Now playing: Bright Eyes — Messenger Bird’s Song

ACM TOIS paper on a comparative analysis of interleaving methods for aggregated search online

Our ACM Transactions on Information Systems paper called “A comparative analysis of interleaving methods for aggregated search” by Aleksandr Chuklin, Anne Schuth, Ke Zhou and Maarten de Rijke is available online now.

A result page of a modern search engine often goes beyond a simple list of “ten blue links.” Many specific user needs (e.g., News, Image, Video) are addressed by so-called aggregated or vertical search solutions: specially presented documents, often retrieved from specific sources, that stand out from the regular organic web search results. When it comes to evaluating ranking systems, such complex result layouts raise their own challenges. This is especially true for so-called interleaving methods that have arisen as an important type of online evaluation: by mixing results from two different result pages interleaving can easily break the desired web layout in which vertical documents are grouped together, and hence hurt the user experience.
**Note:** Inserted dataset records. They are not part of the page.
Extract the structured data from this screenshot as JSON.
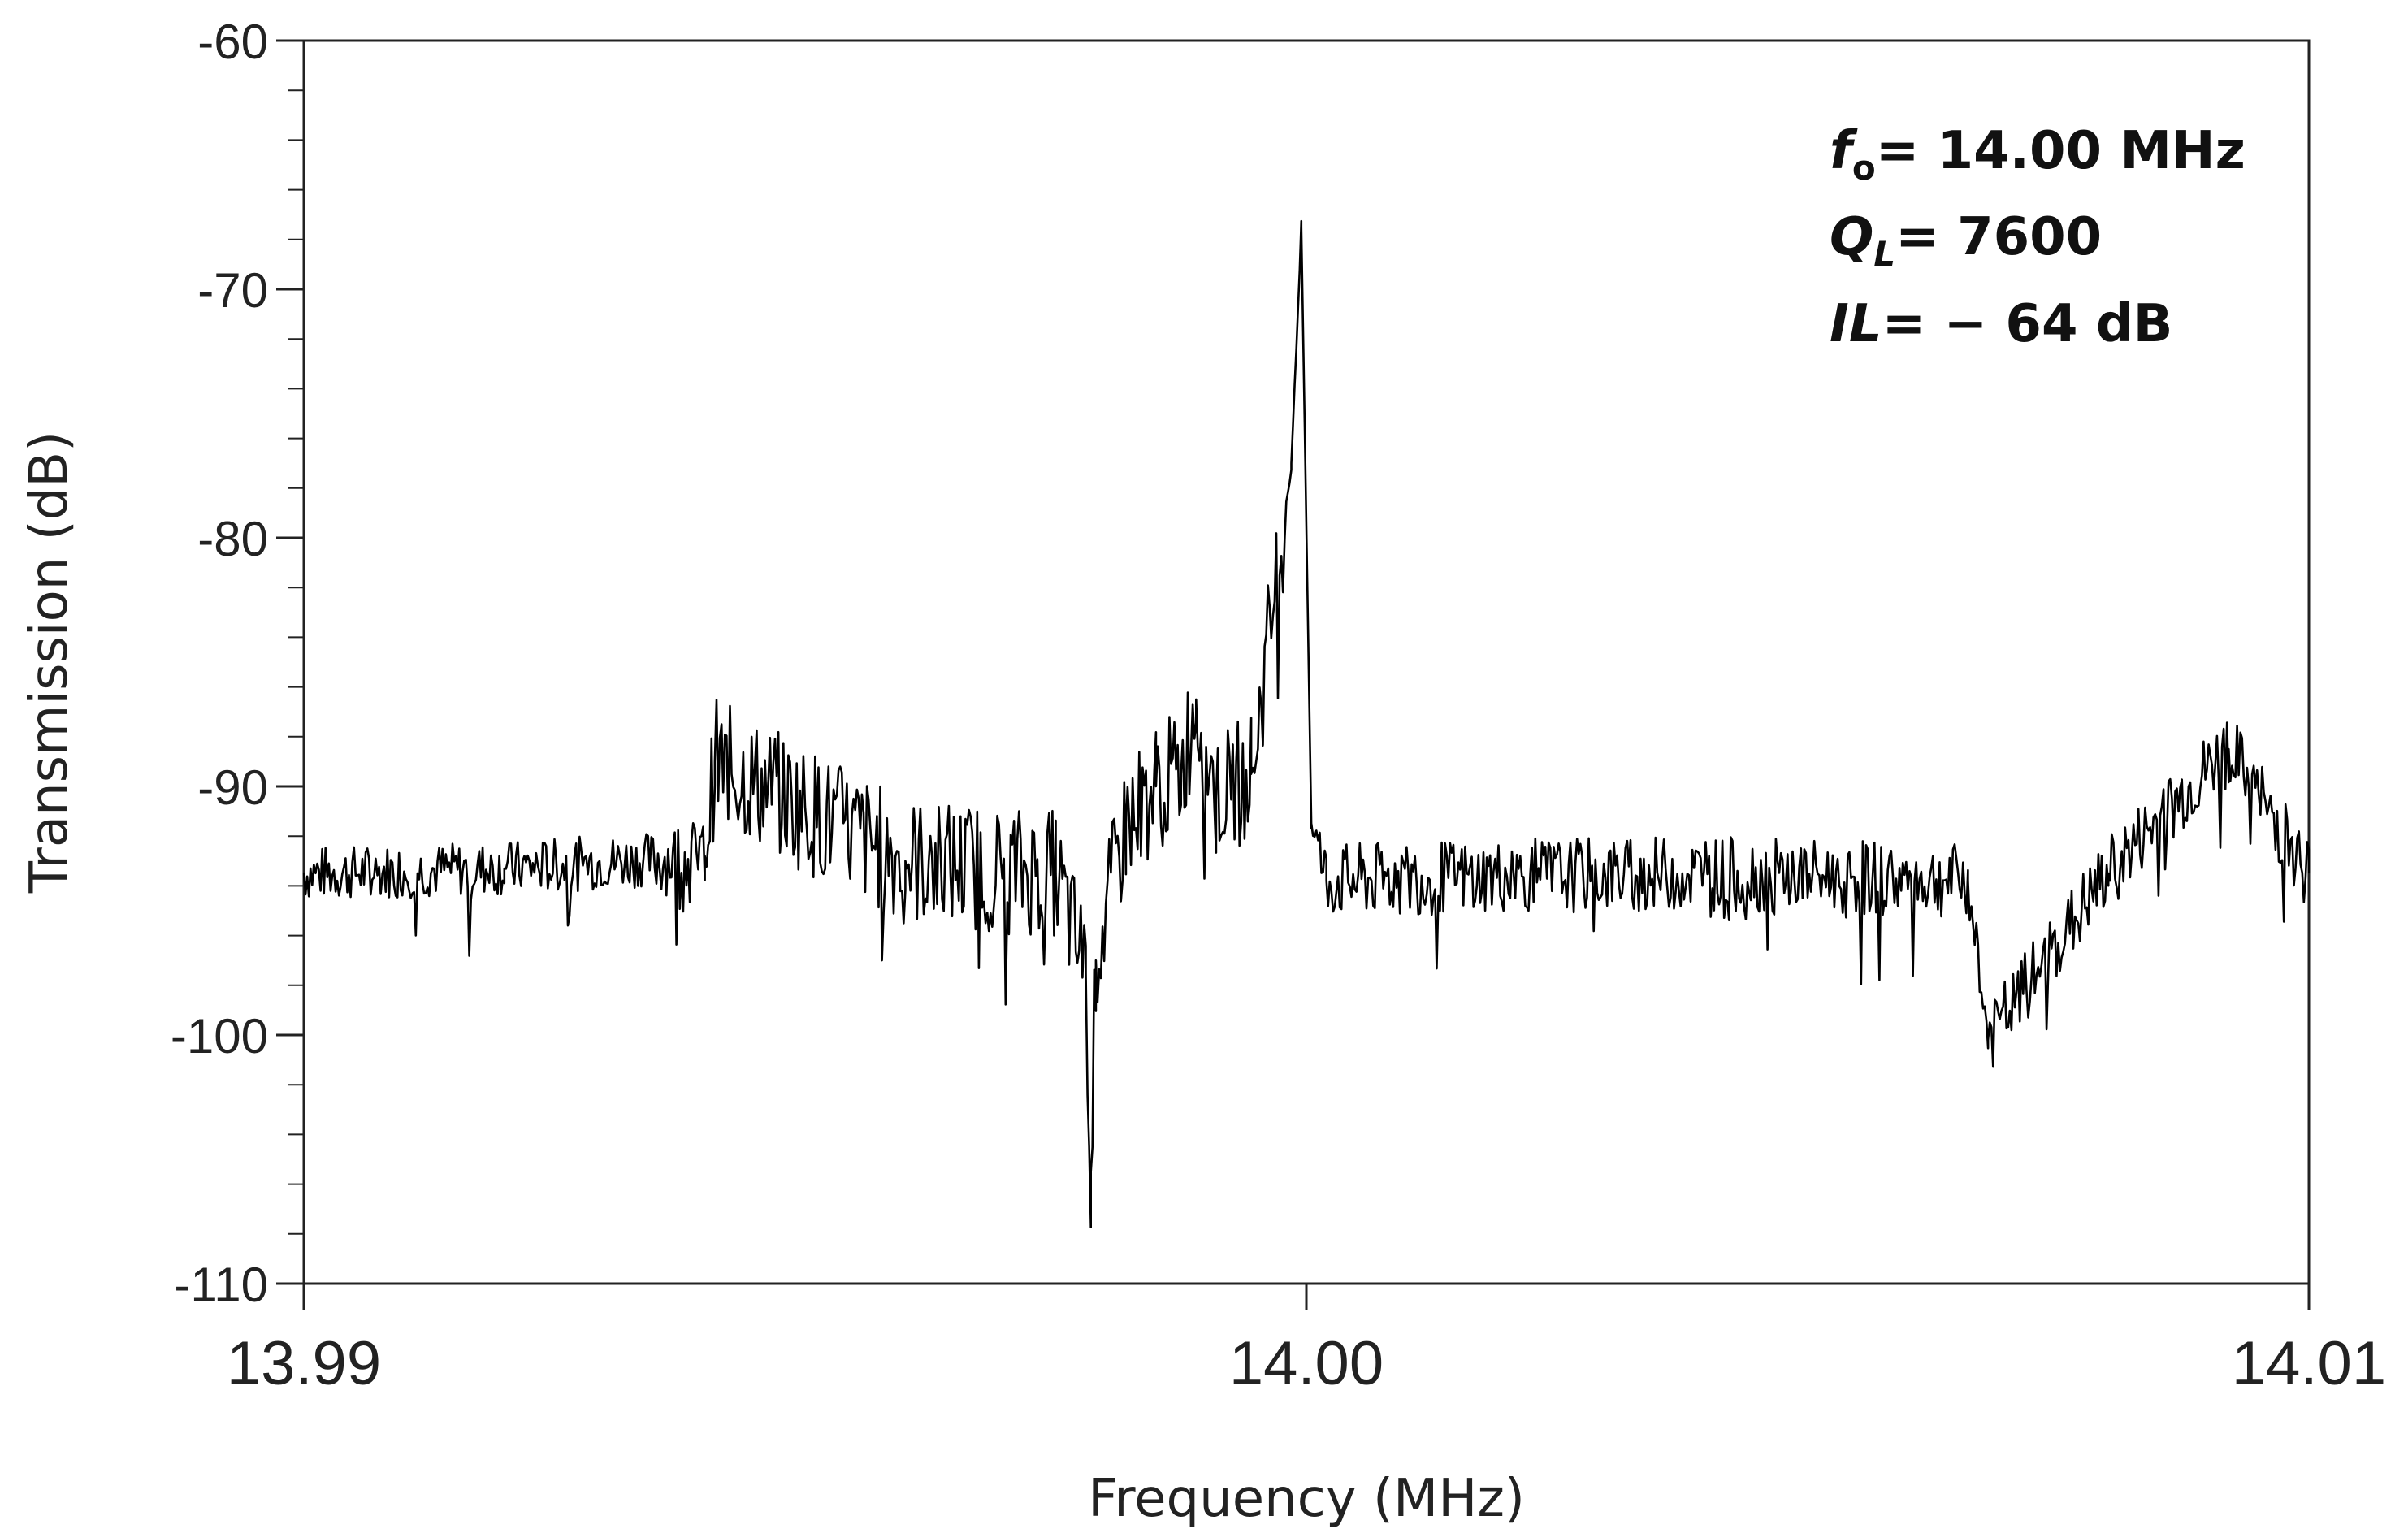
{
  "chart_data": {
    "type": "line",
    "xlabel": "Frequency (MHz)",
    "ylabel": "Transmission (dB)",
    "xlim": [
      13.99,
      14.01
    ],
    "ylim": [
      -110,
      -60
    ],
    "x_ticks": [
      {
        "value": 13.99,
        "label": "13.99"
      },
      {
        "value": 14.0,
        "label": "14.00"
      },
      {
        "value": 14.01,
        "label": "14.01"
      }
    ],
    "y_ticks": [
      {
        "value": -60,
        "label": "-60"
      },
      {
        "value": -70,
        "label": "-70"
      },
      {
        "value": -80,
        "label": "-80"
      },
      {
        "value": -90,
        "label": "-90"
      },
      {
        "value": -100,
        "label": "-100"
      },
      {
        "value": -110,
        "label": "-110"
      }
    ],
    "y_minor_step": 2,
    "grid": false,
    "legend": "none",
    "annotations": [
      {
        "italic": "f",
        "sub": "o",
        "text": "= 14.00 MHz"
      },
      {
        "italic": "Q",
        "sub": "L",
        "text": "= 7600"
      },
      {
        "italic": "IL",
        "sub": "",
        "text": "= − 64 dB"
      }
    ],
    "series": [
      {
        "color": "#000000",
        "noise_floor": -93.2,
        "x": [
          13.99,
          13.992,
          13.994,
          13.9941,
          13.996,
          13.9975,
          13.9978,
          13.99785,
          13.9979,
          13.9982,
          13.9985,
          13.99875,
          13.9989,
          13.9991,
          13.99925,
          13.99945,
          13.99985,
          13.99995,
          14.00005,
          14.0002,
          14.002,
          14.004,
          14.0066,
          14.0068,
          14.008,
          14.0092,
          14.01
        ],
        "y": [
          -93.5,
          -93.3,
          -92.8,
          -89.0,
          -93.0,
          -93.5,
          -97.5,
          -105.5,
          -97.0,
          -91.5,
          -90.0,
          -89.5,
          -86.5,
          -90.5,
          -90.0,
          -89.5,
          -77.0,
          -67.5,
          -91.5,
          -93.8,
          -93.6,
          -93.5,
          -93.8,
          -100.2,
          -93.5,
          -88.5,
          -93.5
        ]
      }
    ]
  }
}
We conduct an analysis of different interleaving methods as applied to aggregated search engine result pages. Apart from conventional interleaving methods, we propose two vertical-aware methods: one derived from the widely used Team-Draft Interleaving method by adjusting it in such a way that it respects vertical document groupings, and another based on the recently introduced Optimized Interleaving framework. We show that our proposed methods are better at preserving the user experience than existing interleaving methods while still performing well as a tool for comparing ranking systems. For evaluating our proposed vertical-aware interleaving methods we use real world click data as well as simulated clicks and simulated ranking systems.

IPM paper on burst-aware data fusion for microblog search online

An Information Processing & Management paper on burst-aware data fusion for microblog search by Shangsong Liang and Maarten de Rijke is online now.
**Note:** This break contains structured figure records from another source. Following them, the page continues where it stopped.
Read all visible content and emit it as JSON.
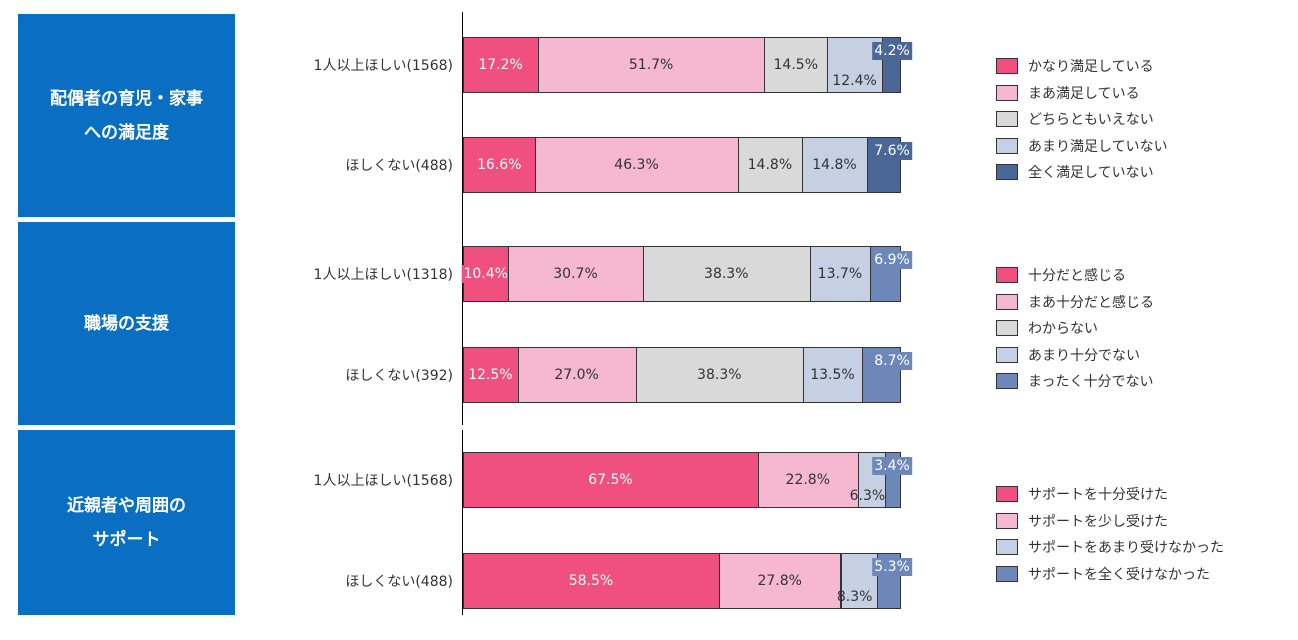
{
  "chart_data": {
    "type": "bar",
    "orientation": "horizontal",
    "stacked": true,
    "xlim": [
      0,
      100
    ],
    "unit": "%",
    "groups": [
      {
        "title": "配偶者の育児・家事\nへの満足度",
        "legend": [
          "かなり満足している",
          "まあ満足している",
          "どちらともいえない",
          "あまり満足していない",
          "全く満足していない"
        ],
        "colors": [
          "#f0507f",
          "#f5b8d0",
          "#d9d9d9",
          "#c5d0e3",
          "#4a6797"
        ],
        "rows": [
          {
            "label": "1人以上ほしい(1568)",
            "values": [
              17.2,
              51.7,
              14.5,
              12.4,
              4.2
            ]
          },
          {
            "label": "ほしくない(488)",
            "values": [
              16.6,
              46.3,
              14.8,
              14.8,
              7.6
            ]
          }
        ]
      },
      {
        "title": "職場の支援",
        "legend": [
          "十分だと感じる",
          "まあ十分だと感じる",
          "わからない",
          "あまり十分でない",
          "まったく十分でない"
        ],
        "colors": [
          "#f0507f",
          "#f5b8d0",
          "#d9d9d9",
          "#c5d0e3",
          "#6c87b8"
        ],
        "rows": [
          {
            "label": "1人以上ほしい(1318)",
            "values": [
              10.4,
              30.7,
              38.3,
              13.7,
              6.9
            ]
          },
          {
            "label": "ほしくない(392)",
            "values": [
              12.5,
              27.0,
              38.3,
              13.5,
              8.7
            ]
          }
        ]
      },
      {
        "title": "近親者や周囲の\nサポート",
        "legend": [
          "サポートを十分受けた",
          "サポートを少し受けた",
          "サポートをあまり受けなかった",
          "サポートを全く受けなかった"
        ],
        "colors": [
          "#f0507f",
          "#f5b8d0",
          "#c5d0e3",
          "#6c87b8"
        ],
        "rows": [
          {
            "label": "1人以上ほしい(1568)",
            "values": [
              67.5,
              22.8,
              6.3,
              3.4
            ]
          },
          {
            "label": "ほしくない(488)",
            "values": [
              58.5,
              27.8,
              8.3,
              5.3
            ]
          }
        ]
      }
    ]
  }
}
We consider the problem of searching posts in microblog environments. We frame this microblog post search problem as a late data fusion problem. Previous work on data fusion has mainly focused on aggregating document lists based on retrieval status values or ranks of documents without fully utilizing temporal features of the set of documents being fused. Additionally, previous work on data fusion has often worked on the assumption that only documents that are highly ranked in many of the lists are likely to be of relevance. We propose BurstFuseX, a fusion model that not only utilizes a microblog post’s ranking information but also exploits its publication time. BurstFuseX builds on an existing fusion method and rewards posts that are published in or near a burst of posts that are highly ranked in many of the lists being aggregated. We experimentally verify the effectiveness of the proposed late data fusion algorithm, and demonstrate that in terms of mean average precision it significantly outperforms the standard, state-of-the-art fusion approaches as well as burst or time-sensitive retrieval methods.

ECIR 2015 paper on user behavior in location search on mobile devices online

Our ECIR 2015 paper on user behavior in location search on mobile devices by Yaser Norouzzadeh Ravari, Ilya Markov, Artem Grotov, Maarten Clements and Maarten de Rijke is online now.

Location search engines are an important part of GPS-enabled devices such as mobile phones and tablet computers. In this paper, we study how users behave when they interact with a location search engine by analyzing logs from a popular GPS-navigation service to find out whether mobile users’ location search characteristics differ from those of regular web search. In particular, we analyze query- and session-based characteristics and the temporal distribution of location searches performed on smart phones and tablet computers. Our findings may be used to improve the design of search interfaces in order to help users perform location search more effectively and improve the overall experience on GPS-enabled mobile devices.